I'll end by saying that part of my phone conversation with the Urban Forester applicant involved some talk about the difference between New York and Oregon styles of communicating.
I like New York-style bluntness. That was on display in the applicant's message to me that I shared yesterday where they criticized numerous aspects of Salem's Urban Forestry program and the competence of people involved with it in a pleasingly direct manner.
Personally, and I know quite a few local tree-lovers who agree with me, I'd prefer to have a rather abrasive Urban Forester who goes all out to preserve, protect, and plant trees, than a "yes man" or "yes woman" who goes along with what their superiors at the City of Salem want to have happen, tree-wise, even if it is detrimental to our town's urban forest.

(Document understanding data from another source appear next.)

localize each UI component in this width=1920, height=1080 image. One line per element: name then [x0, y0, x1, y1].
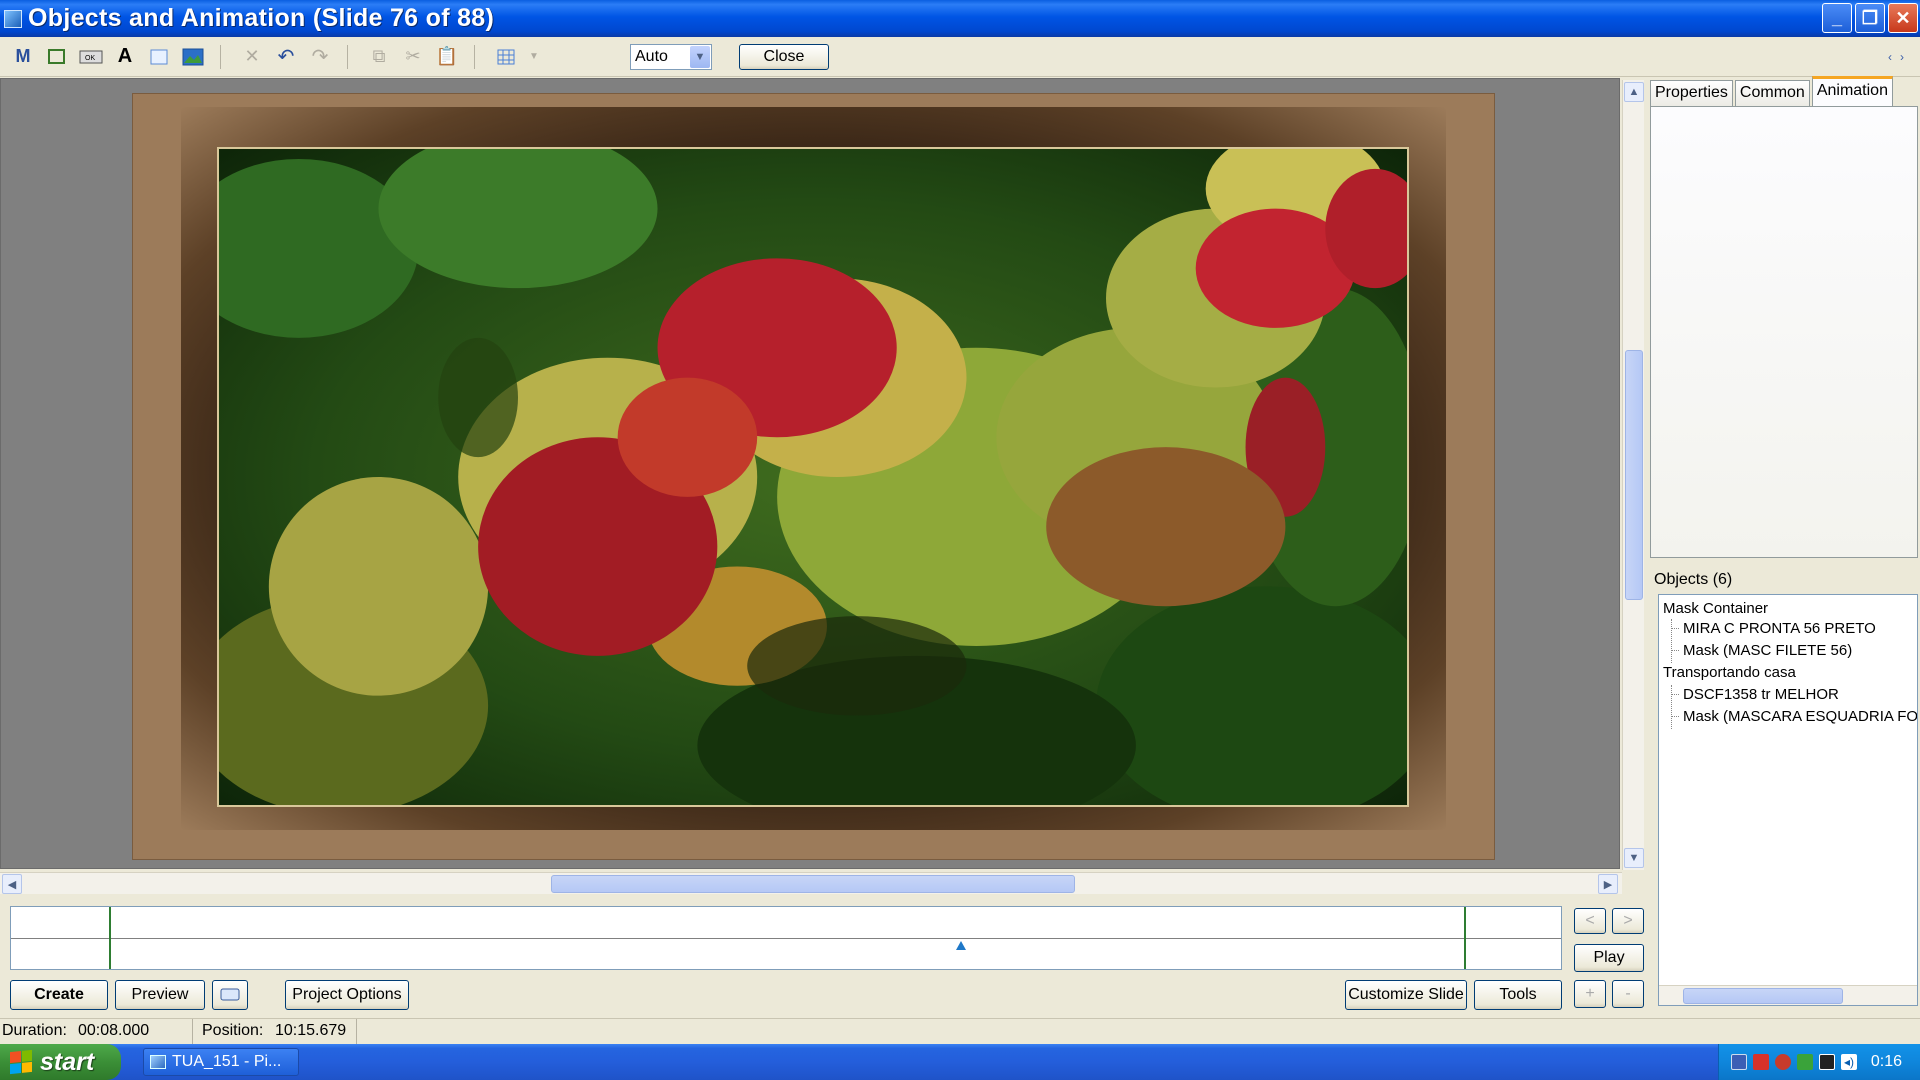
taskbar: start TUA_151 - Pi... ◂) 0:16	[0, 1044, 1920, 1080]
chevron-down-icon[interactable]: ▼	[690, 46, 710, 68]
scroll-right-icon[interactable]: ▶	[1598, 874, 1618, 894]
objects-horizontal-scrollbar[interactable]	[1659, 985, 1917, 1005]
scroll-up-icon[interactable]: ▲	[1624, 82, 1644, 102]
window-title: Objects and Animation (Slide 76 of 88)	[28, 4, 495, 32]
redo-icon[interactable]: ↷	[307, 44, 333, 70]
create-button[interactable]: Create	[10, 980, 108, 1010]
playhead-icon[interactable]	[956, 941, 966, 950]
right-panel: Properties Common Animation Objects (6) …	[1648, 76, 1920, 1006]
timeline-next-button[interactable]: >	[1612, 908, 1644, 934]
duration-value: 00:08.000	[78, 1022, 150, 1039]
status-bar: Duration: 00:08.000 Position: 10:15.679	[0, 1018, 1920, 1045]
position-label: Position:	[202, 1022, 264, 1039]
start-button[interactable]: start	[0, 1044, 121, 1080]
horizontal-scrollbar[interactable]: ◀ ▶	[0, 872, 1622, 894]
tree-item[interactable]: DSCF1358 tr MELHOR	[1683, 686, 1839, 703]
windows-logo-icon	[10, 1049, 32, 1075]
animation-tab-content	[1650, 106, 1918, 558]
svg-text:OK: OK	[85, 55, 95, 62]
image-icon[interactable]	[180, 44, 206, 70]
panel-tabs: Properties Common Animation	[1650, 76, 1895, 106]
objects-tree[interactable]: Mask Container MIRA C PRONTA 56 PRETO Ma…	[1658, 594, 1918, 1006]
nav-prev-icon[interactable]: ‹	[1888, 50, 1892, 64]
start-label: start	[40, 1047, 95, 1076]
slide-background[interactable]	[132, 93, 1495, 860]
taskbar-app-label: TUA_151 - Pi...	[172, 1053, 282, 1070]
close-window-button[interactable]: ✕	[1888, 3, 1918, 33]
security-icon[interactable]	[1775, 1054, 1791, 1070]
vertical-scroll-thumb[interactable]	[1625, 350, 1643, 600]
play-button[interactable]: Play	[1574, 944, 1644, 972]
cut-icon[interactable]: ✂	[400, 44, 426, 70]
timeline-prev-button[interactable]: <	[1574, 908, 1606, 934]
maximize-button[interactable]: ❐	[1855, 3, 1885, 33]
leaves-image	[219, 149, 1407, 805]
slide-canvas[interactable]	[0, 78, 1620, 869]
tree-item[interactable]: Transportando casa	[1663, 664, 1796, 681]
tools-button[interactable]: Tools	[1474, 980, 1562, 1010]
copy-icon[interactable]: ⧉	[366, 44, 392, 70]
tab-properties[interactable]: Properties	[1650, 80, 1733, 106]
position-value: 10:15.679	[275, 1022, 347, 1039]
tree-item[interactable]: Mask (MASC FILETE 56)	[1683, 642, 1852, 659]
title-bar: Objects and Animation (Slide 76 of 88) _…	[0, 0, 1920, 37]
timeline-start-marker[interactable]	[109, 907, 111, 969]
nav-next-icon[interactable]: ›	[1900, 50, 1904, 64]
button-icon[interactable]: OK	[78, 44, 104, 70]
fullscreen-preview-button[interactable]	[212, 980, 248, 1010]
tree-item[interactable]: Mask (MASCARA ESQUADRIA FOTO)	[1683, 708, 1917, 725]
zoom-select[interactable]: Auto ▼	[630, 44, 712, 70]
zoom-select-value: Auto	[635, 48, 668, 65]
frame-icon[interactable]	[146, 44, 172, 70]
rectangle-icon[interactable]	[44, 44, 70, 70]
minimize-button[interactable]: _	[1822, 3, 1852, 33]
scroll-down-icon[interactable]: ▼	[1624, 848, 1644, 868]
taskbar-app-button[interactable]: TUA_151 - Pi...	[143, 1048, 299, 1076]
text-style-icon[interactable]: M	[10, 44, 36, 70]
monitor-icon	[220, 988, 240, 1001]
tree-item[interactable]: MIRA C PRONTA 56 PRETO	[1683, 620, 1876, 637]
customize-slide-button[interactable]: Customize Slide	[1345, 980, 1467, 1010]
antivirus-icon[interactable]	[1753, 1054, 1769, 1070]
scroll-left-icon[interactable]: ◀	[2, 874, 22, 894]
timeline-end-marker[interactable]	[1464, 907, 1466, 969]
delete-icon[interactable]: ✕	[239, 44, 265, 70]
system-tray: ◂) 0:16	[1718, 1044, 1920, 1080]
vertical-scrollbar[interactable]: ▲ ▼	[1622, 80, 1644, 870]
volume-icon[interactable]: ◂)	[1841, 1054, 1857, 1070]
app-icon	[4, 9, 22, 28]
objects-label: Objects (6)	[1654, 571, 1733, 588]
clock[interactable]: 0:16	[1871, 1053, 1902, 1071]
tab-animation[interactable]: Animation	[1811, 76, 1893, 106]
duration-label: Duration:	[2, 1022, 67, 1039]
close-button[interactable]: Close	[739, 44, 829, 70]
preview-button[interactable]: Preview	[115, 980, 205, 1010]
horizontal-scroll-thumb[interactable]	[551, 875, 1075, 893]
timeline[interactable]	[10, 906, 1562, 970]
undo-icon[interactable]: ↶	[273, 44, 299, 70]
slide-photo[interactable]	[217, 147, 1409, 807]
update-icon[interactable]	[1797, 1054, 1813, 1070]
app-icon	[150, 1055, 166, 1069]
tree-item[interactable]: Mask Container	[1663, 600, 1768, 617]
text-icon[interactable]: A	[112, 44, 138, 70]
remove-keyframe-button[interactable]: -	[1612, 980, 1644, 1008]
project-options-button[interactable]: Project Options	[285, 980, 409, 1010]
network-icon[interactable]	[1731, 1054, 1747, 1070]
toolbar: M OK A ✕ ↶ ↷ ⧉ ✂ 📋 ▼ Auto ▼ Close ‹ ›	[0, 37, 1920, 77]
grid-icon[interactable]	[493, 44, 519, 70]
grid-dropdown-icon[interactable]: ▼	[521, 44, 547, 70]
pen-icon[interactable]	[1819, 1054, 1835, 1070]
tab-common[interactable]: Common	[1734, 80, 1810, 106]
add-keyframe-button[interactable]: +	[1574, 980, 1606, 1008]
paste-icon[interactable]: 📋	[434, 44, 460, 70]
objects-scroll-thumb[interactable]	[1683, 988, 1843, 1004]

What worries me, and also the applicant, is that City officials in charge of hiring the next Urban Forester seem to be more concerned with finding a team player who won't make waves, rather than the most qualified and competent person for this job.
Will the City Manager step in and oversee the hiring process? I doubt it, given the lack of interest Steve Powers has shown in having a strong Urban Forestry program so far. But I could be wrong. I hope that I am.